= Agila Town =

Agila Town, located in the Ado local government area of Benue State, Nigeria, is the traditional home of the Agila people. Ado was established as a local government area in 1991. Nigeria, an independent country, is situated in West Africa.

The area comprises many settlements, which include Apa, Ivetse, Ikpenba, Agila, Ogbokwu, Udokwu and Odah. Apa was historically dominated by the Agilan who were not able to return to the main town after the Biafra War. Agila shares boundaries with Ebonyi State in the East, Enugu State in the West and Igumale, the Local Government headquarters in the North. River Ado is the boundary between Agila and Igumale.

Ado is one of the 9 local government areas in the southern senatorial zone, which is mainly occupied by the Idoma people.
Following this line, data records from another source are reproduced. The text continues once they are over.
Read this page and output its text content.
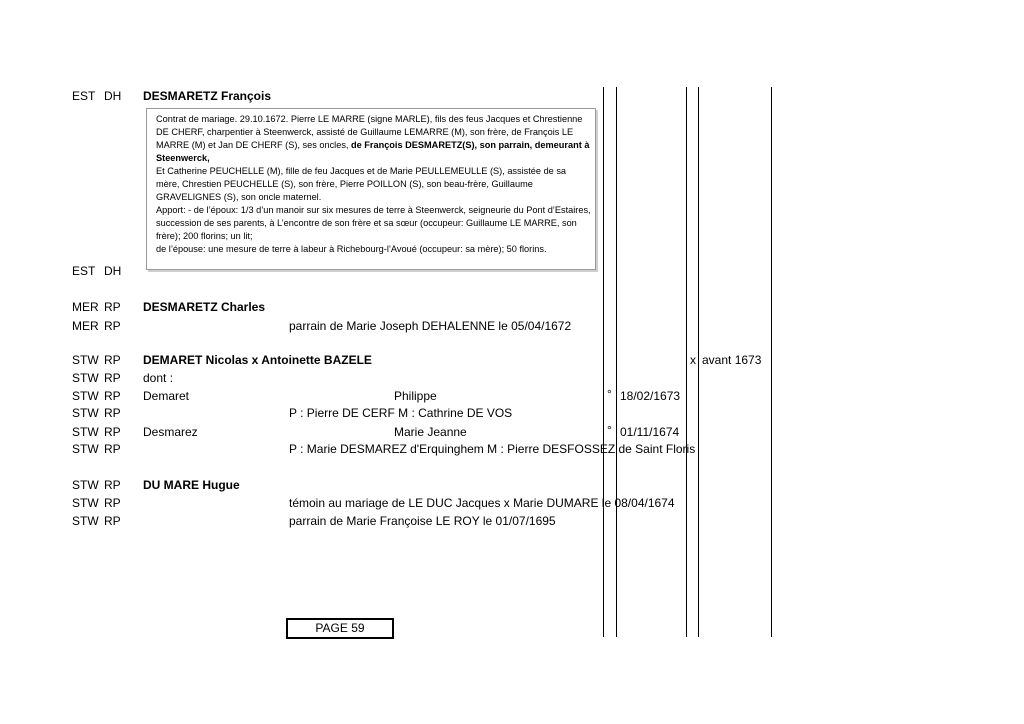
EST DH DESMARETZ François

Contrat de mariage. 29.10.1672. Pierre LE MARRE (signe MARLE), fils des feus Jacques et Chrestienne DE CHERF, charpentier à Steenwerck, assisté de Guillaume LEMARRE (M), son frère, de François LE MARRE (M) et Jan DE CHERF (S), ses oncles, de François DESMARETZ(S), son parrain, demeurant à Steenwerck,
Et Catherine PEUCHELLE (M), fille de feu Jacques et de Marie PEULLEMEULLE (S), assistée de sa mère, Chrestien PEUCHELLE (S), son frère, Pierre POILLON (S), son beau-frère, Guillaume GRAVELIGNES (S), son oncle maternel.
Apport: - de l’époux: 1/3 d’un manoir sur six mesures de terre à Steenwerck, seigneurie du Pont d’Estaires, succession de ses parents, à L’encontre de son frère et sa sœur (occupeur: Guillaume LE MARRE, son frère); 200 florins; un lit;
de l’épouse: une mesure de terre à labeur à Richebourg-l’Avoué (occupeur: sa mère); 50 florins.

EST DH
MER RP DESMARETZ Charles
MER RP	parrain de Marie Joseph DEHALENNE le 05/04/1672
STW RP DEMARET Nicolas x Antoinette BAZELE	x avant 1673
STW RP dont :
STW RP Demaret	Philippe	° 18/02/1673
STW RP	P : Pierre DE CERF M : Cathrine DE VOS
STW RP Desmarez	Marie Jeanne	° 01/11/1674
STW RP	P : Marie DESMAREZ d'Erquinghem M : Pierre DESFOSSEZ de Saint Floris
STW RP DU MARE Hugue
STW RP	témoin au mariage de LE DUC Jacques x Marie DUMARE le 08/04/1674
STW RP	parrain de Marie Françoise LE ROY le 01/07/1695
PAGE 59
The administrative headquarters are at Igumale, situated on the railway line crossing Nigeria in the north–south direction.

Chief Dan Agbese, the Editor-in-Chief of Nigerian Newswatch, is from this area.

==Economy==
The area contains minerals and natural resources, such as limestone, kaolin, petroleum, and coal in commercial quantities. The Benue state cement factory, one of the largest employers in this geographical region, was to be located there.

==Demographics==
It is a culturally rich and diverse area comprising the Agila/Apa, Ulayi, Ijigbam, Utonkon, and Igumale communities.

==Education==
It was one of the first areas in Idoma to have contact with European missionaries, and they began their first missionary school in this area. Igumale is also the proposed location of Apa State University.

==Notable people==
- Mike Onoja
- John Aboh, former Managing Director & CEO of Oceanic Bank International Plc.
- Chief Dan Agbese, the Editor-in-Chief of Nigerian Newswatch
- Prince Edwin Unazi Ochai, founder of Agila Social and Economic Carnival and John Onoja Jr, a student of political science with Nasarawa state university Keffi.